In the centre of the exhibition there is a hundred-year-old, shabby pair of leather boots, which belonged to Zsigmond Móricz. They appear to be nothing more than commonplace footwear. Sources indicate that the boots were made to size, from quality cowhide and with great craftsmanship in 1915, before he travelled to the eastern front. Móricz used the boots for decades and after his death in 1942 his family kept them with care. In 1979, as part of Zsigmond Móricz’s legacy they were moved to the Petőfi Literary Museum, where to this day they are a much cherished artefact in the Artworks and Relics Department, which contains the possessions of renowned literary figures.

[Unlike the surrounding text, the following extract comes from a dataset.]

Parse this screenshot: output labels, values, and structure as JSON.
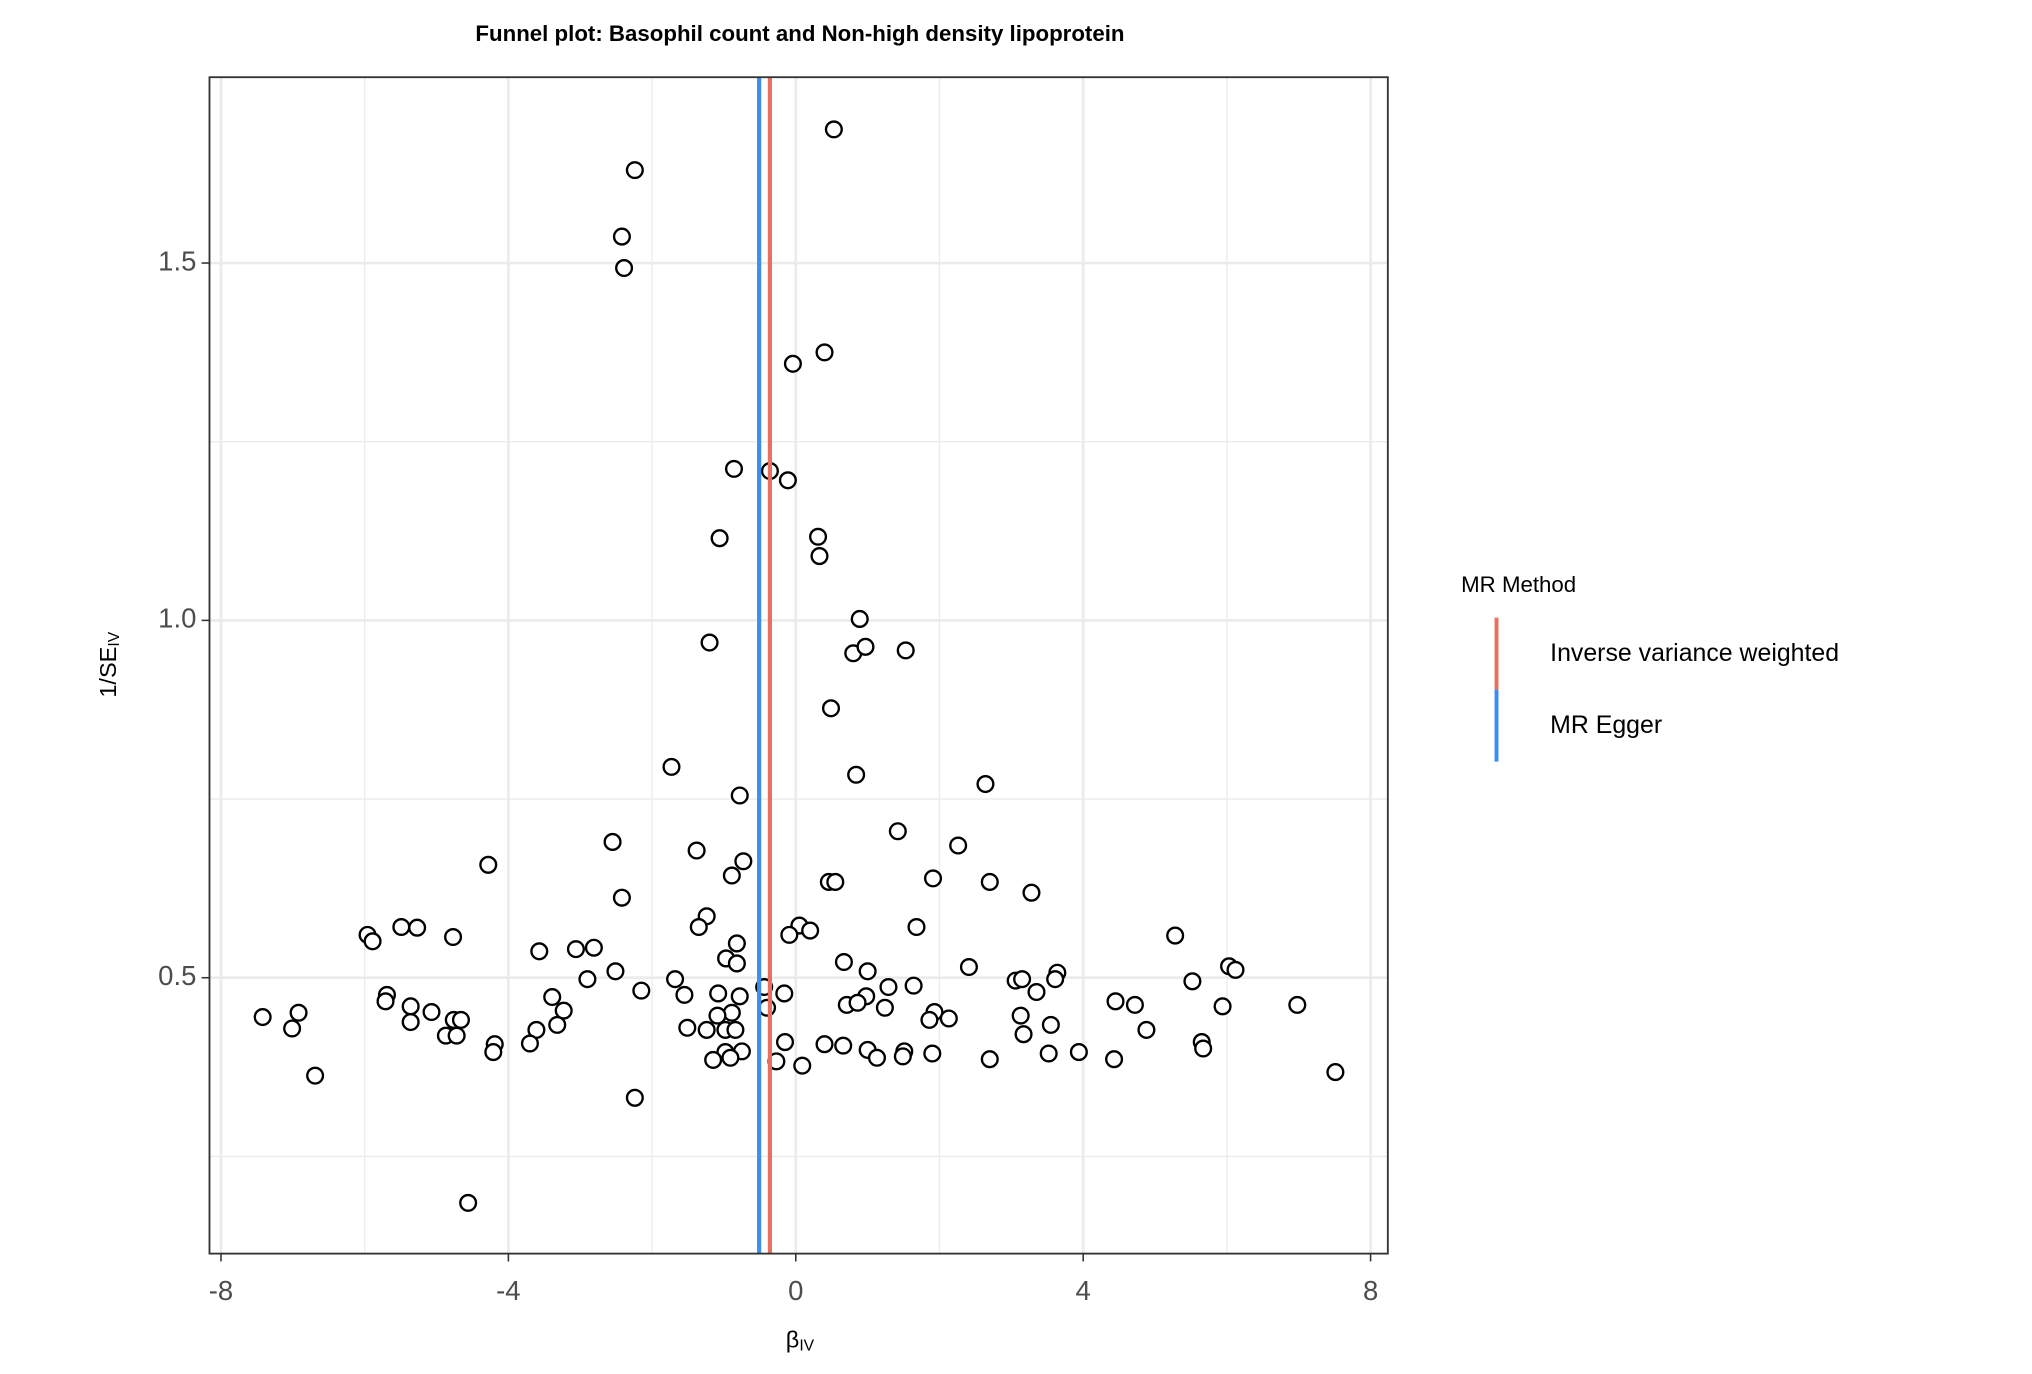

This collection provides us with such an opportunity and involves Móricz’s letter containing a sketch of the boots, photos of the writer in his boots, citations from his fiction studded with boot metaphors, as well as László Fehér’s drawing and painting of 2015 depicting the very same boots, a video interview with Fehér and a new piece of prose by Ottó Tolnai inspired by Móricz’s boots.
In the transcriptions of writer Ottó Tolnai and artist László Fehér, the footwear symbolically leaves the space which should have been its terminus, a quiet and closed museum space, to appear in a new capacity as an inspiration for fresh works of art. Through selection the artefact has become a medium. Elevated by Fehér’s postmodern artistic gesture, the boots have become a memento of Móricz’s world and Hungarian fate.